S-Space College of Engineering/Engineering Practice School (공과대학/대학원) Dept. of Civil & Environmental Engineering (건설환경공학부) ICASP13
Life-cycle policies for large engineering systems under complete and partial observability
- Andriotis, Charalampos; Papakonstantinou, Kostas
- Issue Date
- 13th International Conference on Applications of Statistics and Probability in Civil Engineering(ICASP13), Seoul, South Korea, May 26-30, 2019
- Management of structures and infrastructure systems has gained significant attention in the pursuit of optimal inspection and maintenance life-cycle policies that are able to handle diverse deteriorating effects of stochastic nature and satisfy long-term objectives.
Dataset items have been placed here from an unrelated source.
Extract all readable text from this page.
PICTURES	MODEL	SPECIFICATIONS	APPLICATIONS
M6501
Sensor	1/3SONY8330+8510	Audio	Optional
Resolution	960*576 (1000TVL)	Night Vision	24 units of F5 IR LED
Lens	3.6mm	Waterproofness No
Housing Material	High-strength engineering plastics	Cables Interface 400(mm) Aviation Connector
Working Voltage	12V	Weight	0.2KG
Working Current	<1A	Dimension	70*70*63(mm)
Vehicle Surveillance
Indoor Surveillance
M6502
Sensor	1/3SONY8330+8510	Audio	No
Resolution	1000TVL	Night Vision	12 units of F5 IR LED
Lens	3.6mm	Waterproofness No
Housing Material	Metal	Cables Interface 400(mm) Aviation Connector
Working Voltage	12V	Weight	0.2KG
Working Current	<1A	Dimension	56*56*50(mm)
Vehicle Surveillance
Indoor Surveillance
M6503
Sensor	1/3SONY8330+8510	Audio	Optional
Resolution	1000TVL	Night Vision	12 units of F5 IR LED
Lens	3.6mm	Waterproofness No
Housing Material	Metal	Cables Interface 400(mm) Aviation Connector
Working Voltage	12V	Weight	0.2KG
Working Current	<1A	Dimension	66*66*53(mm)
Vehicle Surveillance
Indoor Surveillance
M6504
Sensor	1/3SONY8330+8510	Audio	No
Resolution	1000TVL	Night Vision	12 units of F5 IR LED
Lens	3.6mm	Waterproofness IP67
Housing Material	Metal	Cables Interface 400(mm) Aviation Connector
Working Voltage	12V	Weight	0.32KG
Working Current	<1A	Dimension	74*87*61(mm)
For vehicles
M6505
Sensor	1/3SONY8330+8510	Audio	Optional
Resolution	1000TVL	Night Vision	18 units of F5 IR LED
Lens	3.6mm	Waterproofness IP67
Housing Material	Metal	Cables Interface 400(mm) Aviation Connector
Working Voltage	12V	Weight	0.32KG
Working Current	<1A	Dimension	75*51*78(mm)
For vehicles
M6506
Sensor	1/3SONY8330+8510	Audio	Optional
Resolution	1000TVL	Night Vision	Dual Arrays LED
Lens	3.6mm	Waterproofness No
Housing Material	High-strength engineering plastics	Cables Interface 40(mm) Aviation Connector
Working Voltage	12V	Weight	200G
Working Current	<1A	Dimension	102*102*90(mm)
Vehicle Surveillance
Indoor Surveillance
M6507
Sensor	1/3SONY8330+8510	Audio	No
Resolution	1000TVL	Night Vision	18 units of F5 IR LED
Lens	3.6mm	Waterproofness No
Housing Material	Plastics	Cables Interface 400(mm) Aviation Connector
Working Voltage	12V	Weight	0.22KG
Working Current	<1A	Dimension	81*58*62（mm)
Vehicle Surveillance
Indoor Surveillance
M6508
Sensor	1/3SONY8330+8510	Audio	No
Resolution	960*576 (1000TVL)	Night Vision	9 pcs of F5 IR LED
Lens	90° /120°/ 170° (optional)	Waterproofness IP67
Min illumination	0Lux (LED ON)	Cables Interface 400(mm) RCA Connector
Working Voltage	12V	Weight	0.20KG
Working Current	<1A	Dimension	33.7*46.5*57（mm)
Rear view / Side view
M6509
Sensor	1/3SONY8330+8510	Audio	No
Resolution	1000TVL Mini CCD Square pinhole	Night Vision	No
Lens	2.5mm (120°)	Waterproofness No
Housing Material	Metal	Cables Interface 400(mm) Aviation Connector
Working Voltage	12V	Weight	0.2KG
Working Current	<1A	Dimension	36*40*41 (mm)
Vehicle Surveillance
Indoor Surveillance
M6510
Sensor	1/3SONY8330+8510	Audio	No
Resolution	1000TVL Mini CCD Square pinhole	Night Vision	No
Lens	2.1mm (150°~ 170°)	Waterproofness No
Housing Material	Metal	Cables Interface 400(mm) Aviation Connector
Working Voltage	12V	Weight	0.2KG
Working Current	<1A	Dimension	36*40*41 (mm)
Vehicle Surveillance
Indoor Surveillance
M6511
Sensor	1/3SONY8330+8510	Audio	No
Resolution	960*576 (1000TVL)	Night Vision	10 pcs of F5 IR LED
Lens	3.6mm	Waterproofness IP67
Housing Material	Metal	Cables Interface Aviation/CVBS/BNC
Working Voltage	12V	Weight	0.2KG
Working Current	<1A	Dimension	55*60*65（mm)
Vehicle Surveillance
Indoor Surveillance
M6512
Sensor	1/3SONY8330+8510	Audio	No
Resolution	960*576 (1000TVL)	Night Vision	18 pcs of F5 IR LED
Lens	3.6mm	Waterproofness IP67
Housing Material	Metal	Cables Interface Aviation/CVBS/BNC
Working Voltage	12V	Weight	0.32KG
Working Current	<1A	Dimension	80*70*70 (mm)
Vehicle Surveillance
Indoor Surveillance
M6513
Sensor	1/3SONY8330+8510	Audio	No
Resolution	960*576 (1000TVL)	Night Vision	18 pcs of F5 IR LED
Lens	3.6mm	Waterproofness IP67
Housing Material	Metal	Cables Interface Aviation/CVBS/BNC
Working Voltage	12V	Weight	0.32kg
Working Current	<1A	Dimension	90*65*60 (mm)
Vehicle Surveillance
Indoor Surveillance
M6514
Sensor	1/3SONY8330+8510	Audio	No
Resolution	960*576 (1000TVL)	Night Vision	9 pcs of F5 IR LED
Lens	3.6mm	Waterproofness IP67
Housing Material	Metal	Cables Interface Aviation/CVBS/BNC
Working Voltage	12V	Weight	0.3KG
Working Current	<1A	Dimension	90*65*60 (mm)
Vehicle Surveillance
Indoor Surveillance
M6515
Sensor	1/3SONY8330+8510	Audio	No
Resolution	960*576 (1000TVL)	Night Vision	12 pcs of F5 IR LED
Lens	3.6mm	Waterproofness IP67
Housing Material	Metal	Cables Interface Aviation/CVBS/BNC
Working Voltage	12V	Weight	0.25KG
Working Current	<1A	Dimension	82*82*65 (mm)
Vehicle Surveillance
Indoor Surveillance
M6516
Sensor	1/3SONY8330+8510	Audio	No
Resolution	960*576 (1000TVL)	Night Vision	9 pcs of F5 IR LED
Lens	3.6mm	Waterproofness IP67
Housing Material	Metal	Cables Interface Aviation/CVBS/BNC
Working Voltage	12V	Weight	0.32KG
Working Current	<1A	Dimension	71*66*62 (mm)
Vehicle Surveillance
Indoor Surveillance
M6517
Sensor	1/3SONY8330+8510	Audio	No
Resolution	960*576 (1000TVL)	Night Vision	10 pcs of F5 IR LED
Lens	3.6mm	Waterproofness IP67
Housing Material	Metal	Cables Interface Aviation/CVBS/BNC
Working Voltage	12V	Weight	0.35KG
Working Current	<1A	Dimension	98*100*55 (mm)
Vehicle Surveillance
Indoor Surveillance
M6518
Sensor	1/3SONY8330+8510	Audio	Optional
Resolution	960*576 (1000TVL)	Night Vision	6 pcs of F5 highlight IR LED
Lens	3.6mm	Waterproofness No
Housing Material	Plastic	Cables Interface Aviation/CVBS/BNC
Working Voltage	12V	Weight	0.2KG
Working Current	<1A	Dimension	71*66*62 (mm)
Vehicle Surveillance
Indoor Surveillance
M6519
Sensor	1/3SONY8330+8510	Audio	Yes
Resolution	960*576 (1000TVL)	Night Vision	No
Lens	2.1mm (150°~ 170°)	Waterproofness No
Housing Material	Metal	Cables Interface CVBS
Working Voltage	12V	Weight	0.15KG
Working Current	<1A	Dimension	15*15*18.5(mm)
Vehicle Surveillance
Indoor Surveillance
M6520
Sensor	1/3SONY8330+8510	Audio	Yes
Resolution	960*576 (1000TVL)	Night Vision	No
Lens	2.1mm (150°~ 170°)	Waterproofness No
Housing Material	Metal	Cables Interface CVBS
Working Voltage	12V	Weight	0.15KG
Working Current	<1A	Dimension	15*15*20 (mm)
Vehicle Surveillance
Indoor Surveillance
Such sequential decision problems can be efficiently formulated along the premises of Markov Decision Processes (MDP) and Partially Observable Markov Decision Processes (POMDP), which describe agent-based acting in environments with Markovian dynamics, equipped with rewards, actions, and complete or partial observations. In systems with relatively low dimensional state and action spaces, MDPs and POMDPs can be satisfactorily solved using different dynamic programming algorithms, such as value iteration with or without synchronous updates and pointbased approaches for partial observability cases. However, optimal planning for large systems with multiple components is computationally hard and severely suffers from the curse of dimensionality. Namely, the system states and actions can grow exponentially with the number of components, in the most general and adverse case, making the problem intractable by conventional dynamic programming schemes. In this work, Deep Reinforcement Learning (DRL) is implemented, with emphasis in the development and application of deep architectures, suitable for large engineering systems. The developed approach leverages componentwise information to prescribe component-wise actions, while maintaining global optimality on the system level. Thereby, the system life-cycle cost functions are efficiently parametrized for large state and action spaces through nonlinear approximations, enabling adept planning in complex decision problems. Results are presented for a multi-component system, evaluated against various condition-based policies.